Evaluates clustering stability when changing the values of different parameters involved in the graph building step, namely the base embedding, the graph type and the number of neighbours.

Usage

assess_nn_stability(
  embedding,
  n_neigh_sequence,
  n_repetitions = 100,
  seed_sequence = NULL,
  graph_reduction_type = "PCA",
  ecs_thresh = 1,
  graph_type = 2,
  prune_value = -1,
  clustering_algorithm = 1,
  clustering_arguments = list(),
  umap_arguments = list()
)

Arguments

embedding

A matrix associated with a PCA embedding. Embeddings from other dimensionality reduction techniques (such as LSI) can be used.

n_neigh_sequence

A sequence of the number of nearest neighbours.

n_repetitions

The number of repetitions of applying the pipeline with different seeds; ignored if seed_sequence is provided by the user.

seed_sequence

A custom seed sequence; if the value is NULL, the sequence will be built starting from 1 with a step of 100.

graph_reduction_type

The graph reduction type, denoting if the graph should be built on either the PCA or the UMAP embedding.

ecs_thresh

The ECS threshold used for merging similar clusterings.

graph_type

Argument indicating whether the graph should be unweighted (0), weighted (1) or both (2).

prune_value

Argument indicating whether to prune the SNN graph. If the value is 0, the graph won't be pruned. If the value is between 0 and 1, the edges with weight under the pruning value will be removed. If the value is -1, the highest pruning value will be calculated automatically and used.

clustering_algorithm

An index indicating which community detection algorithm will be used: Louvain (1), Louvain refined (2), SLM (3) or Leiden (4). More details can be found in the Seurat's FindClusters function.

clustering_arguments

A list of arguments that will be passed to the clustering algorithm. See the FindClusters function in Seurat for more details.

umap_arguments

Additional arguments passed to the the uwot::umap method.

Value

A list having three fields:

  • n_neigh_k_corresp - list containing the number of the clusters obtained by running the pipeline multiple times with different seed, number of neighbours and graph type (weighted vs unweigted)
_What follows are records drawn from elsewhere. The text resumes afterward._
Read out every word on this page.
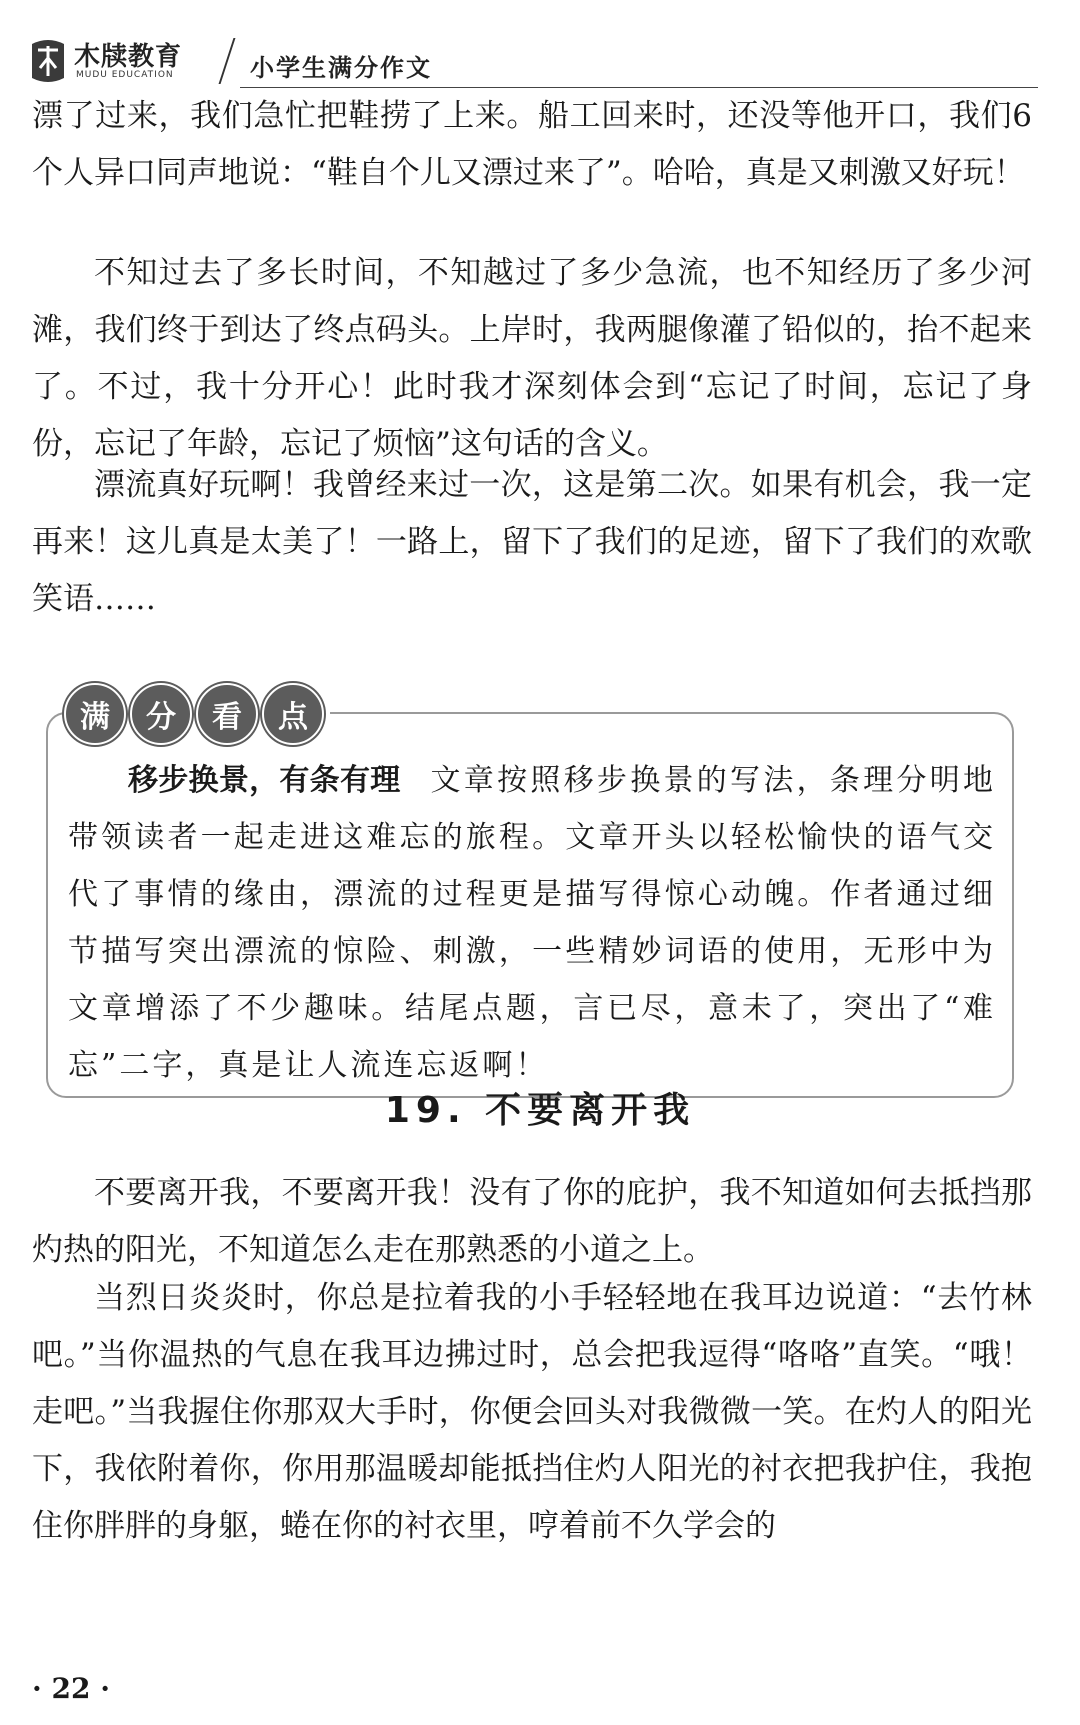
木牍教育
MUDU EDUCATION	小学生满分作文

漂了过来，我们急忙把鞋捞了上来。船工回来时，还没等他开口，我们6个人异口同声地说：“鞋自个儿又漂过来了”。哈哈，真是又刺激又好玩！

不知过去了多长时间，不知越过了多少急流，也不知经历了多少河滩，我们终于到达了终点码头。上岸时，我两腿像灌了铅似的，抬不起来了。不过，我十分开心！此时我才深刻体会到“忘记了时间，忘记了身份，忘记了年龄，忘记了烦恼”这句话的含义。

漂流真好玩啊！我曾经来过一次，这是第二次。如果有机会，我一定再来！这儿真是太美了！一路上，留下了我们的足迹，留下了我们的欢歌笑语……

满	分	看	点

移步换景，有条有理 文章按照移步换景的写法，条理分明地带领读者一起走进这难忘的旅程。文章开头以轻松愉快的语气交代了事情的缘由，漂流的过程更是描写得惊心动魄。作者通过细节描写突出漂流的惊险、刺激，一些精妙词语的使用，无形中为文章增添了不少趣味。结尾点题，言已尽，意未了，突出了“难忘”二字，真是让人流连忘返啊！

19. 不要离开我

不要离开我，不要离开我！没有了你的庇护，我不知道如何去抵挡那灼热的阳光，不知道怎么走在那熟悉的小道之上。

当烈日炎炎时，你总是拉着我的小手轻轻地在我耳边说道：“去竹林吧。”当你温热的气息在我耳边拂过时，总会把我逗得“咯咯”直笑。“哦！走吧。”当我握住你那双大手时，你便会回头对我微微一笑。在灼人的阳光下，我依附着你，你用那温暖却能抵挡住灼人阳光的衬衣把我护住，我抱住你胖胖的身躯，蜷在你的衬衣里，哼着前不久学会的

· 22 ·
  • n_neigh_ec_consistency - list containing the EC consistency of the partitions obtained at multiple runs when changing the number of neighbours or the graph type

  • n_different_partitions - the number of different partitions obtained by each number of neighbours

Examples

set.seed(2024)
# create an artificial PCA embedding
pca_emb <- matrix(runif(100 * 30), nrow = 100, byrow = TRUE)
rownames(pca_emb) <- as.character(1:100)
colnames(pca_emb) <- paste0("PC_", 1:30)

nn_stability_obj <- assess_nn_stability(
    embedding = pca_emb,
    n_neigh_sequence = c(10, 15, 20),
    n_repetitions = 10,
    graph_reduction_type = "PCA",
    clustering_algorithm = 1
)
plot_n_neigh_ecs(nn_stability_obj)